Mavi Senfoni tablosunun 1,5 milyon dolara satılması, Burhan Doğançay tamamen hakkıydı, Türkiye’nin özellikle Batı’da bu veya diğer ölçüde tanınan sanatçılarına ilgiyi de artırdı ve üzerinden sadece 6 ay geçtikten sonra Erol Akyavaş’ın “En el Hak” tablosu (İstanbul Modern’in koleksiyonundadır) döviz bazında 1,5 milyon dolara satıldı.

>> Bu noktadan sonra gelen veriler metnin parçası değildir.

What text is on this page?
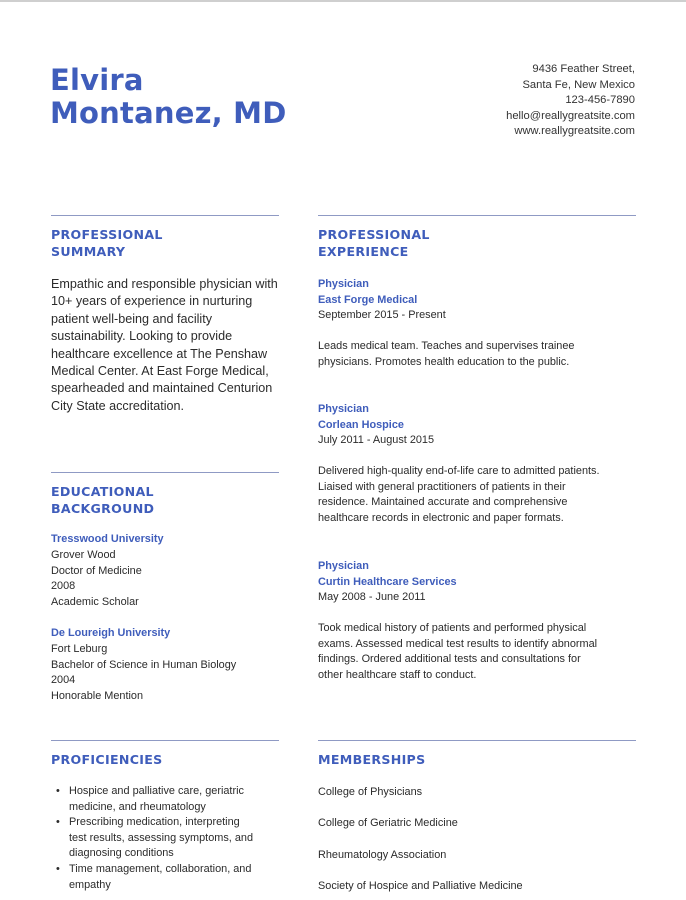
Elvira
Montanez, MD
9436 Feather Street,
Santa Fe, New Mexico
123-456-7890
hello@reallygreatsite.com
www.reallygreatsite.com
PROFESSIONAL
SUMMARY

Empathic and responsible physician with 10+ years of experience in nurturing patient well-being and facility sustainability. Looking to provide healthcare excellence at The Penshaw Medical Center. At East Forge Medical, spearheaded and maintained Centurion City State accreditation.

EDUCATIONAL
BACKGROUND
Tresswood University
Grover Wood
Doctor of Medicine
2008
Academic Scholar
De Loureigh University
Fort Leburg
Bachelor of Science in Human Biology
2004
Honorable Mention
PROFESSIONAL
EXPERIENCE
Physician
East Forge Medical
September 2015 - Present
Leads medical team. Teaches and supervises trainee
physicians. Promotes health education to the public.
Physician
Corlean Hospice
July 2011 - August 2015
Delivered high-quality end-of-life care to admitted patients.
Liaised with general practitioners of patients in their
residence. Maintained accurate and comprehensive
healthcare records in electronic and paper formats.
Physician
Curtin Healthcare Services
May 2008 - June 2011
Took medical history of patients and performed physical
exams. Assessed medical test results to identify abnormal
findings. Ordered additional tests and consultations for
other healthcare staff to conduct.
PROFICIENCIES
• Hospice and palliative care, geriatric
medicine, and rheumatology
• Prescribing medication, interpreting
test results, assessing symptoms, and
diagnosing conditions
• Time management, collaboration, and
empathy
MEMBERSHIPS
College of Physicians
College of Geriatric Medicine
Rheumatology Association
Society of Hospice and Palliative Medicine
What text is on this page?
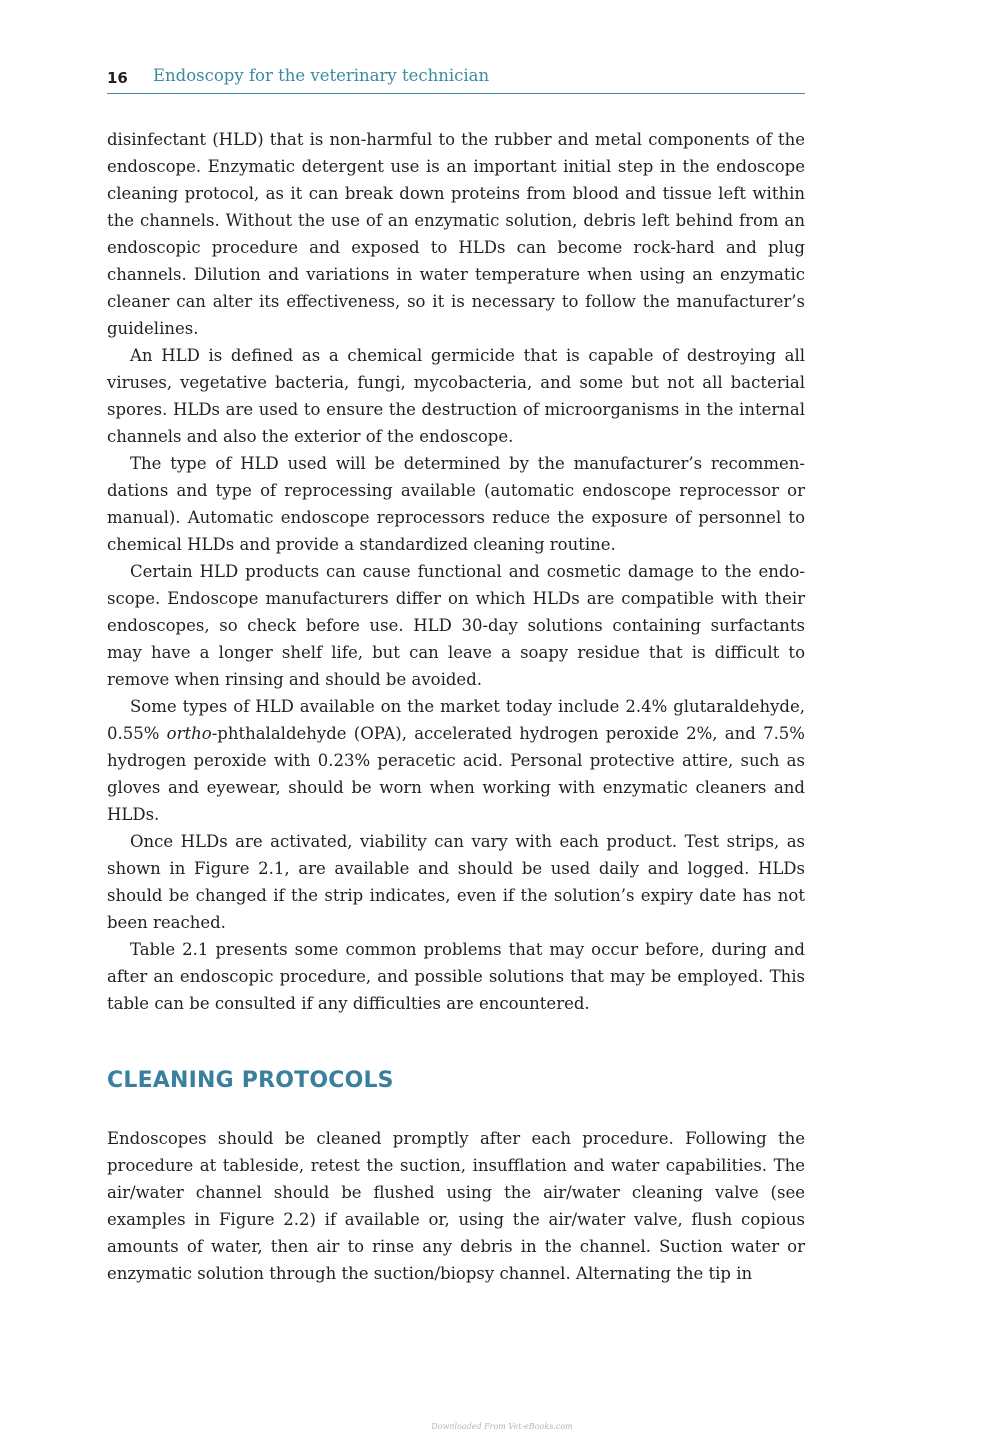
16 Endoscopy for the veterinary technician

disinfectant (HLD) that is non-harmful to the rubber and metal components of the endoscope. Enzymatic detergent use is an important initial step in the endoscope cleaning protocol, as it can break down proteins from blood and tissue left within the channels. Without the use of an enzymatic solution, debris left behind from an endoscopic procedure and exposed to HLDs can become rock-hard and plug channels. Dilution and variations in water temperature when using an enzymatic cleaner can alter its effectiveness, so it is necessary to follow the manufacturer’s guidelines.

An HLD is defined as a chemical germicide that is capable of destroying all viruses, vegetative bacteria, fungi, mycobacteria, and some but not all bacterial spores. HLDs are used to ensure the destruction of microorganisms in the internal channels and also the exterior of the endoscope.

The type of HLD used will be determined by the manufacturer’s recommendations and type of reprocessing available (automatic endoscope reprocessor or manual). Automatic endoscope reprocessors reduce the exposure of personnel to chemical HLDs and provide a standardized cleaning routine.

Certain HLD products can cause functional and cosmetic damage to the endoscope. Endoscope manufacturers differ on which HLDs are compatible with their endoscopes, so check before use. HLD 30-day solutions containing surfactants may have a longer shelf life, but can leave a soapy residue that is difficult to remove when rinsing and should be avoided.

Some types of HLD available on the market today include 2.4% glutaraldehyde, 0.55% ortho-phthalaldehyde (OPA), accelerated hydrogen peroxide 2%, and 7.5% hydrogen peroxide with 0.23% peracetic acid. Personal protective attire, such as gloves and eyewear, should be worn when working with enzymatic cleaners and HLDs.

Once HLDs are activated, viability can vary with each product. Test strips, as shown in Figure 2.1, are available and should be used daily and logged. HLDs should be changed if the strip indicates, even if the solution’s expiry date has not been reached.

Table 2.1 presents some common problems that may occur before, during and after an endoscopic procedure, and possible solutions that may be employed. This table can be consulted if any difficulties are encountered.

CLEANING PROTOCOLS

Endoscopes should be cleaned promptly after each procedure. Following the procedure at tableside, retest the suction, insufflation and water capabilities. The air/water channel should be flushed using the air/water cleaning valve (see examples in Figure 2.2) if available or, using the air/water valve, flush copious amounts of water, then air to rinse any debris in the channel. Suction water or enzymatic solution through the suction/biopsy channel. Alternating the tip in

Downloaded From Vet-eBooks.com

Doğançay’ın koleksiyoncularını ise 1,5 milyon dolarlık satış fevkalade memnun etti. Çünkü onların ellerindeki tabloların değeri de belki hayal edemeyecekleri düzeyde değer kazandı.
Burhan Doğançay ile son röportajımı Mayıs 2012’de İstanbul Modern’de “Kent duvarlarının ellinci yılı” isimli retrospektif sergisinde gerçekleştirmiştim.
Sanata bakışı, entellektüel düzeyi ve seksen küsür yaşına rağmen çalışkanlığıyla hayranlık doğuran bu dünyaca ünlü sanatçıyı sadece 8 ay sonra kaybedeceğimizi nereden bilebilirdim ki?
Zerre kuşku duysaydım daha çok konuşturmak için her gün peşinden koşmaz mıydım?
Türk sanat galericiliğinin duayeni Sayın Yahşi Baraz ile biraraya geldiğimizde saygıyla andığımız sanatçılardan biri mutlaka Burhan Doğançay oluyor.
Bu kısa yazıyı da anısına saygıyla bitirirken Yahşi Baraz’ın başarılarının devamını diliyorum.